5. Ricorre per cassazione C.C. che deduce violazione o falsa applicazione delle norme che regolano l’interpretazione dei contratti (1362 e 1363 c.c.) e dell’art. 156 c.c. ritenendo che il riferimento contenuto nella separazione consensuale al punto 13 (“a partire dal 1 luglio 2012 il dott. C. nulla più dovrà versare alla sig.ra C. a titolo di contributo al di lei mantenimento essendo la stessa economicamente autosufficiente”) alla sua condizione di autosufficienza economica non era stato preso adeguatamente in considerazione dai giudici dell’appello i quali non avevano dato alcun rilievo alla circostanza per cui, successivamente alla omologazione della separazione consensuale, l’odierna ricorrente non solo non aveva stabilizzato la propria posizione lavorativa precaria ma aveva anzi chiuso il rapporto di lavoro per essere stata costretta alle dimissioni dal proprio datore di lavoro.
Ritenuto che
Il ricorso è infondato in quanto è sostanzialmente ripetitivo delle difese già svolte nella fase di merito, ampiamente prese in esame e motivatamente respinte dalla Corte di appello con argomentazioni che vanno ribadite in questa sede. Infatti la separazione consensuale, che ha previsto la esclusione dalla data del 1 luglio 2012 del diritto di C.C. a percepire l’assegno di mantenimento, è stata interpretata dalla Corte di appello alla luce del suo tenore testuale e valutata con riferimento alla mancata allegazione di fatti nuovi rispetto alla situazione economica delle parti al momento della separazione stessa. In particolare la Corte di appello ha rilevato che la C. anche all’epoca della separazione non svolgeva attività lavorativa, in quanto casalinga, sicché non è apprezzabile la dimissione dall’attività lavorativa reperita in epoca successiva alla separazione, e, allo stesso modo, non può essere fatta valere la presupposizione della C. di reperire una occupazione lavorativa entro il luglio 2012 poiché la previsione di un assegno sino a quella data non era condizionato negli accordi di cui alla separazione consensuale al reperimento di un lavoro. Né può ritenersi che tale interpretazione recepita dai giudici dell’appello si ponga in contrasto logico e sostanziale con la disposizione dell’art. 156 c.c. Emerge infatti dalla decisione del Tribunale, riportata nel controricorso, che il venir meno del diritto all’assegno è stato fatto coincidere, nella separazione consensuale, con la donazione alla C. del 50% della proprietà dell’immobile già adibito ad abitazione familiare. Va inoltre rilevato che la rinuncia all’assegno di mantenimento ha conseguenze diverse nel giudizio di separazione e in quello di divorzio in quanto il diniego dell’assegno divorzile non può fondarsi sul rilievo che negli accordi di separazione i coniugi pattuirono che nessun assegno fosse versato dal marito per il mantenimento della moglie, dovendo comunque il giudice procedere, in quella sede, alla verifica del rapporto delle attuali condizioni economiche delle parti con il pregresso tenore di vita coniugale (cfr. Cass. civ. sezione I n. 1758 del 28 gennaio 2008).

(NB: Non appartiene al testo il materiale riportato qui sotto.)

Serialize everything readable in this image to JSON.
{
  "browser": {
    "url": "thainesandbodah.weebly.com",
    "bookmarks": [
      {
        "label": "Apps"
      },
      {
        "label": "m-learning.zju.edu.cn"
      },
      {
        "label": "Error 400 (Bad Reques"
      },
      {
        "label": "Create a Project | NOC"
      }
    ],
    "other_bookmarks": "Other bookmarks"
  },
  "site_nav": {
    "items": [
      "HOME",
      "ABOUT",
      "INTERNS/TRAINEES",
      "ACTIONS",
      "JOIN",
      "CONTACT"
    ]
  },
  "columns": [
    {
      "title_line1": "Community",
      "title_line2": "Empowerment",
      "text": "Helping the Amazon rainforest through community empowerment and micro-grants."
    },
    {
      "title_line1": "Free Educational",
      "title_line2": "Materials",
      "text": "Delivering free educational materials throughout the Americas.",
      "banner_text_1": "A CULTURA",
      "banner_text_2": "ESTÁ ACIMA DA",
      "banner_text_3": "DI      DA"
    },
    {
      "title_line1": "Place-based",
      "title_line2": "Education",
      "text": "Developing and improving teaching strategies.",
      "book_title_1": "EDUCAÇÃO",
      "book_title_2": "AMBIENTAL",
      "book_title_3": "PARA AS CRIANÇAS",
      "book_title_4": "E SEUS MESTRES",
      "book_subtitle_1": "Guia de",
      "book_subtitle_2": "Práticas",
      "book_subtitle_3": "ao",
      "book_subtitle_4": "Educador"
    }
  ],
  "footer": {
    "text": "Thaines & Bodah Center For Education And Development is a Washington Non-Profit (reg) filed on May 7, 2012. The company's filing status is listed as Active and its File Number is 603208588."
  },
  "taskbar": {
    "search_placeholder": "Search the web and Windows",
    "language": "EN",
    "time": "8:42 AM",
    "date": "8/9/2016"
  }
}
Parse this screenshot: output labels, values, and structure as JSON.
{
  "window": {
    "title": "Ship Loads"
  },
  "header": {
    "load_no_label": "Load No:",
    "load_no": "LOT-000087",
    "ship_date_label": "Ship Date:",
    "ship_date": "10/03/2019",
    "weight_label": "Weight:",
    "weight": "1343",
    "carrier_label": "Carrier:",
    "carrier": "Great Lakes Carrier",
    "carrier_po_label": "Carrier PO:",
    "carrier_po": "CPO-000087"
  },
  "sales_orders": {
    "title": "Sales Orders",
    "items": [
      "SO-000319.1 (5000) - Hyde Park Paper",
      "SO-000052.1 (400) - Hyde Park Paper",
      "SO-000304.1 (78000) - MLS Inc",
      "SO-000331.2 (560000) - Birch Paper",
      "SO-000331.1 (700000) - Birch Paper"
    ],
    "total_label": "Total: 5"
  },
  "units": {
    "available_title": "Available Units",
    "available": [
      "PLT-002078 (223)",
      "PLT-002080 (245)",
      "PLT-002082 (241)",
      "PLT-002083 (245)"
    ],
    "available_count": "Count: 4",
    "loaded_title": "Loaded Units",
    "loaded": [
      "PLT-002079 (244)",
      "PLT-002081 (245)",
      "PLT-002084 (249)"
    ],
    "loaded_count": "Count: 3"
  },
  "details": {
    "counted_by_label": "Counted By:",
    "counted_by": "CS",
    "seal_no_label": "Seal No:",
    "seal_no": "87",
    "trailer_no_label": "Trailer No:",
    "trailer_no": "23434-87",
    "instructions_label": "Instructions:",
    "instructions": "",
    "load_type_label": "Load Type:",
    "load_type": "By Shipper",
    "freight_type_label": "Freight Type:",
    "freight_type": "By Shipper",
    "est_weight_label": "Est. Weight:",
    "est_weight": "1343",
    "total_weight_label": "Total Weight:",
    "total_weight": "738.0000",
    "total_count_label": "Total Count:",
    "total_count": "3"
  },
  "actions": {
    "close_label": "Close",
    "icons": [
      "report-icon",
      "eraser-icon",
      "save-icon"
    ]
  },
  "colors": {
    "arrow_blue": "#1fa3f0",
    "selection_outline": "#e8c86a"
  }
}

Il ricorso va pertanto respinto con condanna della ricorrente al pagamento delle spese del giudizio di cassazione.
P.Q.M.
La Corte rigetta il ricorso e condanna la ricorrente al pagamento delle spese del giudizio di cassazione liquidate in 1.500 euro di cui 200 per spese, oltre spese generali e accessori di legge. Dispone che in caso di diffusione del presente provvedimento siano omesse le generalità e gli altri dati identificativi a norma dell’art. 52 del decreto legislativo n. 196/2003.
Ai sensi dell’art. 13 comma 1 quater del d.P.R. n. 115 del 2002, dà atto della sussistenza dei presupposti per il versamento, da parte della ricorrente, dell’ulteriore importo a titolo di contributo unificato pari a quello dovuto per il ricorso, a norma del comma 1 bis dello stesso art. 13.